A recent survey of students at John Tukey High School revealed that

18% of the students are in favor of changing the dress code. If you ran-
domly select 15 students from this school, what is the probability that
at least three of these students are in favor of the proposal to change the
dress code?

Answer 1

0.5234 = 52.34% probability that at least three of these students are in favor of the proposal to change the dress code.

Explanation:

For each student, there are only two possible outcomes. Either they are in favor, or they are not. Students are independent. This means that we use the binomial probability distribution to solve this question.

Binomial probability distribution

The binomial probability is the probability of exactly x successes on n repeated trials, and X can only have two outcomes.

`P(X = x) = C_(n,x).p^(x).(1-p)^(n-x)`

In which
`C_(n,x)` is the number of different combinations of x objects from a set of n elements, given by the following formula.

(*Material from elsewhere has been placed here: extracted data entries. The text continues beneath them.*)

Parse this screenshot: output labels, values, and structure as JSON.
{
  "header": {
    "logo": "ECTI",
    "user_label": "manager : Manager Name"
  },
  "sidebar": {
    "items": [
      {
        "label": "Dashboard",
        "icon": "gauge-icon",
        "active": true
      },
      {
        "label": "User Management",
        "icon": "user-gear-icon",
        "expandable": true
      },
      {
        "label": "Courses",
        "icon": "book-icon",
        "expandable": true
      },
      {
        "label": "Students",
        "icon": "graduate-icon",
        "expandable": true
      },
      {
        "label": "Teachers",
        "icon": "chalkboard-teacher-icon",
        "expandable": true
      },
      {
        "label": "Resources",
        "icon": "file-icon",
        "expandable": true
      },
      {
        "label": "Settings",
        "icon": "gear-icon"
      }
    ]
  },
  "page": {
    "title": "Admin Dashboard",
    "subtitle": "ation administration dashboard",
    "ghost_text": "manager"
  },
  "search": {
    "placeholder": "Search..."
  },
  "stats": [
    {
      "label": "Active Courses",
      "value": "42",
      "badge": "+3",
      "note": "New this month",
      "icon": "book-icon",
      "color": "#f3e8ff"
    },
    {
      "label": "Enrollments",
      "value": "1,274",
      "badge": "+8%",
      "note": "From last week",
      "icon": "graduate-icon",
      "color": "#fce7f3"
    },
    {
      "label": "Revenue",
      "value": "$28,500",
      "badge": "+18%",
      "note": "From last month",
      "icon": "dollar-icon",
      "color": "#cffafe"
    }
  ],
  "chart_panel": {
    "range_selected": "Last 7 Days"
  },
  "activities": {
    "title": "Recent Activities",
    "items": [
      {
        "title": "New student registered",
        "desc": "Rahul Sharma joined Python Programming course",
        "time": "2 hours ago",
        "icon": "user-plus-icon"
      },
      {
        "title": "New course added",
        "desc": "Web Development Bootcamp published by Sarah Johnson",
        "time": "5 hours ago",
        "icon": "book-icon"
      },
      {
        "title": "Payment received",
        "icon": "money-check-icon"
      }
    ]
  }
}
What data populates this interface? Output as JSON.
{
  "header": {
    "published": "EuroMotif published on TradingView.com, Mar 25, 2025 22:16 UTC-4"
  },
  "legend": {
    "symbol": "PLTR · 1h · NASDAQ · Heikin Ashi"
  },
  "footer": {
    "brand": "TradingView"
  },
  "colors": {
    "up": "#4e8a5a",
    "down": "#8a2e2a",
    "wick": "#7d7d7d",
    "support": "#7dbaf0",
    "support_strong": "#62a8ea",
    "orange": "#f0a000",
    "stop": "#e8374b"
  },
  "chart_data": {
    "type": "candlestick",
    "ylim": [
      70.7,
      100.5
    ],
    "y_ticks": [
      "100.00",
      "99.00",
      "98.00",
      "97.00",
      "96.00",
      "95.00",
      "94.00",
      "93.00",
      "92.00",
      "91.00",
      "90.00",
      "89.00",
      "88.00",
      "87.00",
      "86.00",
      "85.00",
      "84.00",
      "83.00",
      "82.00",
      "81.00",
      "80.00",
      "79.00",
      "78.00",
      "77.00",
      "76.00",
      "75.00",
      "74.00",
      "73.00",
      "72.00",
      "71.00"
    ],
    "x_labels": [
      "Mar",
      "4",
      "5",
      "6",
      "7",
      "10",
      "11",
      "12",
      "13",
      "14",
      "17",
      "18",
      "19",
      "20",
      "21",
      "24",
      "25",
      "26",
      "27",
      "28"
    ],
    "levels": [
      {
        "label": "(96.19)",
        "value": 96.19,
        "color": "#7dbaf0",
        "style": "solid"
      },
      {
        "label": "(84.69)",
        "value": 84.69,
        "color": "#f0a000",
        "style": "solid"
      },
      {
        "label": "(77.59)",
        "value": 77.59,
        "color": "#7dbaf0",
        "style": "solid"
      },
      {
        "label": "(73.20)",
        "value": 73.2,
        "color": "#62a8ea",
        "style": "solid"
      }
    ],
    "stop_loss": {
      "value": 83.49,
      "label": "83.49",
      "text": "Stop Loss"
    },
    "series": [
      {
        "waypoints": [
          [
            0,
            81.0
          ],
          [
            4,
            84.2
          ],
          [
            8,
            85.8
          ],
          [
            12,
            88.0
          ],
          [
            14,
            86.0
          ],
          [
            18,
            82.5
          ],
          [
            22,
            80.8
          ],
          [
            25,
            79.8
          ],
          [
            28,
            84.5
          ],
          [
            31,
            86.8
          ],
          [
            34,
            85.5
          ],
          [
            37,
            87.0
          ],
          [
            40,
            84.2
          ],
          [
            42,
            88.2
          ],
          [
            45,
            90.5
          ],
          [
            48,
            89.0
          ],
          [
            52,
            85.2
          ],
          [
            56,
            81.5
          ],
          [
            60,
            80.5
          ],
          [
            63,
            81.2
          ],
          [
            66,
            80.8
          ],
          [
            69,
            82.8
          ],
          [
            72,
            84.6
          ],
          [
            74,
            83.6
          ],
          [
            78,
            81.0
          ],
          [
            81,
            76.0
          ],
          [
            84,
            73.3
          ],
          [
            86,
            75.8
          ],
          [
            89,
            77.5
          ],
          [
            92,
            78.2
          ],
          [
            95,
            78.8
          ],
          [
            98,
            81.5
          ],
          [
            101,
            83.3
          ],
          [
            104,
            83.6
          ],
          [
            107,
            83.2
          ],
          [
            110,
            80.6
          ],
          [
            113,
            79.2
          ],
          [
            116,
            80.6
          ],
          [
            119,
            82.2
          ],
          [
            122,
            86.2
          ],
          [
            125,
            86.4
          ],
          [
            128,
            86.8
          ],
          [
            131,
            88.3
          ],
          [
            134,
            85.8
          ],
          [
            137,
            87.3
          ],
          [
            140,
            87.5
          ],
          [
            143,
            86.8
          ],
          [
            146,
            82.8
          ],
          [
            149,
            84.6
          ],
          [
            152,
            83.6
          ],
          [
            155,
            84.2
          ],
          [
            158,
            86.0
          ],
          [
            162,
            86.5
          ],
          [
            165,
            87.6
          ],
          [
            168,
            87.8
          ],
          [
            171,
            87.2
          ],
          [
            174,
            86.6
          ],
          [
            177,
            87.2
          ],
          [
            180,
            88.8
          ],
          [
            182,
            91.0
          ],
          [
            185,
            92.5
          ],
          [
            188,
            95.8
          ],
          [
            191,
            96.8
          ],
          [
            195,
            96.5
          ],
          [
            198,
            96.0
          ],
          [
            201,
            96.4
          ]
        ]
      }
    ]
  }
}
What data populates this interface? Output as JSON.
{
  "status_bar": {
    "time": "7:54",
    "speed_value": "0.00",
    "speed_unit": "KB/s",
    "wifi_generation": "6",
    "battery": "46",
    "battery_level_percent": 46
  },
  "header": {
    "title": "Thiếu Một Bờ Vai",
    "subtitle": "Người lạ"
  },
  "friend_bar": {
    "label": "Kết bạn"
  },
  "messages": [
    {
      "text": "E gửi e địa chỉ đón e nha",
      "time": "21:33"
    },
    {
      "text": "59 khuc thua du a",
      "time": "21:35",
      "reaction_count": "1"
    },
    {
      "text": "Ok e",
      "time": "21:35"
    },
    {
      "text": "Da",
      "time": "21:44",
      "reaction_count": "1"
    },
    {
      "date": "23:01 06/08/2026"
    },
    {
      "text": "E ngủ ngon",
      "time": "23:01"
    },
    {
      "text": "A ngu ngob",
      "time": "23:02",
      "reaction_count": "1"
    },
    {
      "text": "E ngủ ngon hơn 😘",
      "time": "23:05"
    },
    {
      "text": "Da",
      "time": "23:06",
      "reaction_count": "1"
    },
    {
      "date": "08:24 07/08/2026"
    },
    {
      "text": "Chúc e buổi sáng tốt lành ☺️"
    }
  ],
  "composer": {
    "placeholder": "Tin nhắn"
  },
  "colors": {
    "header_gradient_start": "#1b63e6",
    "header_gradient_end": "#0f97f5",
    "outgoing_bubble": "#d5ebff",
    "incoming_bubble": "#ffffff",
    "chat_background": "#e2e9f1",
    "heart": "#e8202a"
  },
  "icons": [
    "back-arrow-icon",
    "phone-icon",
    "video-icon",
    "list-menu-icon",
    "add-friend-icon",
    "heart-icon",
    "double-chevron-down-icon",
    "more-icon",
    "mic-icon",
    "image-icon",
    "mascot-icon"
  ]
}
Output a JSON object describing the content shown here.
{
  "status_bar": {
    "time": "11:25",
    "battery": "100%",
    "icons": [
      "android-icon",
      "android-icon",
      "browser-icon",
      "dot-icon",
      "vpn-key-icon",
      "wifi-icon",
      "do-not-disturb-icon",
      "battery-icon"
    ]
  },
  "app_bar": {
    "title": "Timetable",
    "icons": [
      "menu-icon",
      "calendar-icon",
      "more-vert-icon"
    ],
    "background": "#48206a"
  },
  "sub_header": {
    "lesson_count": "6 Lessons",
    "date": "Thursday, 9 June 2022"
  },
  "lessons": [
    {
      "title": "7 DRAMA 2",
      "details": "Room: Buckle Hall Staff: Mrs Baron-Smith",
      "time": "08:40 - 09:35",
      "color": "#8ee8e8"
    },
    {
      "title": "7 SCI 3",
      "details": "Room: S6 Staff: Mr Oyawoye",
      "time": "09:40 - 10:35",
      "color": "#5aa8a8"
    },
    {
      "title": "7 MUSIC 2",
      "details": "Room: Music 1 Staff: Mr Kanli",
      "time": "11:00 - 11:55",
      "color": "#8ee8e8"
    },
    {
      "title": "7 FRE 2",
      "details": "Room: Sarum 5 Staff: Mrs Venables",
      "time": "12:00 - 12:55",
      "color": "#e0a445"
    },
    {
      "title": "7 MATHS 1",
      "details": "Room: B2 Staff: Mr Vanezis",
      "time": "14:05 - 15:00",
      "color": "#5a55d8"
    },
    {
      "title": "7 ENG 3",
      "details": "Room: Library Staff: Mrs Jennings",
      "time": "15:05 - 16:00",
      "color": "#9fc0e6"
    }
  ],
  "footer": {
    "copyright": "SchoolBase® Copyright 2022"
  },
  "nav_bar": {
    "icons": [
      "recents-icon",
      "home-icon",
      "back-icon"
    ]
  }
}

`C_(n,x) = (n!)/(x!(n-x)!)`

And p is the probability of X happening.

18% of the students are in favor of changing the dress code.

This means that
`p = 0.18`

You randomly select 15 students

This means that
`n = 15`

What is the probability that at least three of these students are in favor of the proposal to change the dress code?

This is

`P(X \geq 3) = 1 - P(X < 3)`

In which

`P(X < 3) = P(X = 0) + P(X = 1) + P(X = 2)`

In which

`P(X = x) = C_(n,x).p^(x).(1-p)^(n-x)`

`P(X = 0) = C_(15,0).(0.18)^(0).(0.82)^(15) = 0.051`

`P(X = 1) = C_(15,1).(0.18)^(1).(0.82)^(14) = 0.1678`

`P(X = 2) = C_(15,2).(0.18)^(2).(0.82)^(13) = 0.2578`

`P(X < 3) = P(X = 0) + P(X = 1) + P(X = 2) = 0.051 + 0.1678 + 0.2578 = 0.4766`

`P(X \geq 3) = 1 - P(X < 3) = 1 - 0.4766 = 0.5234`

0.5234 = 52.34% probability that at least three of these students are in favor of the proposal to change the dress code.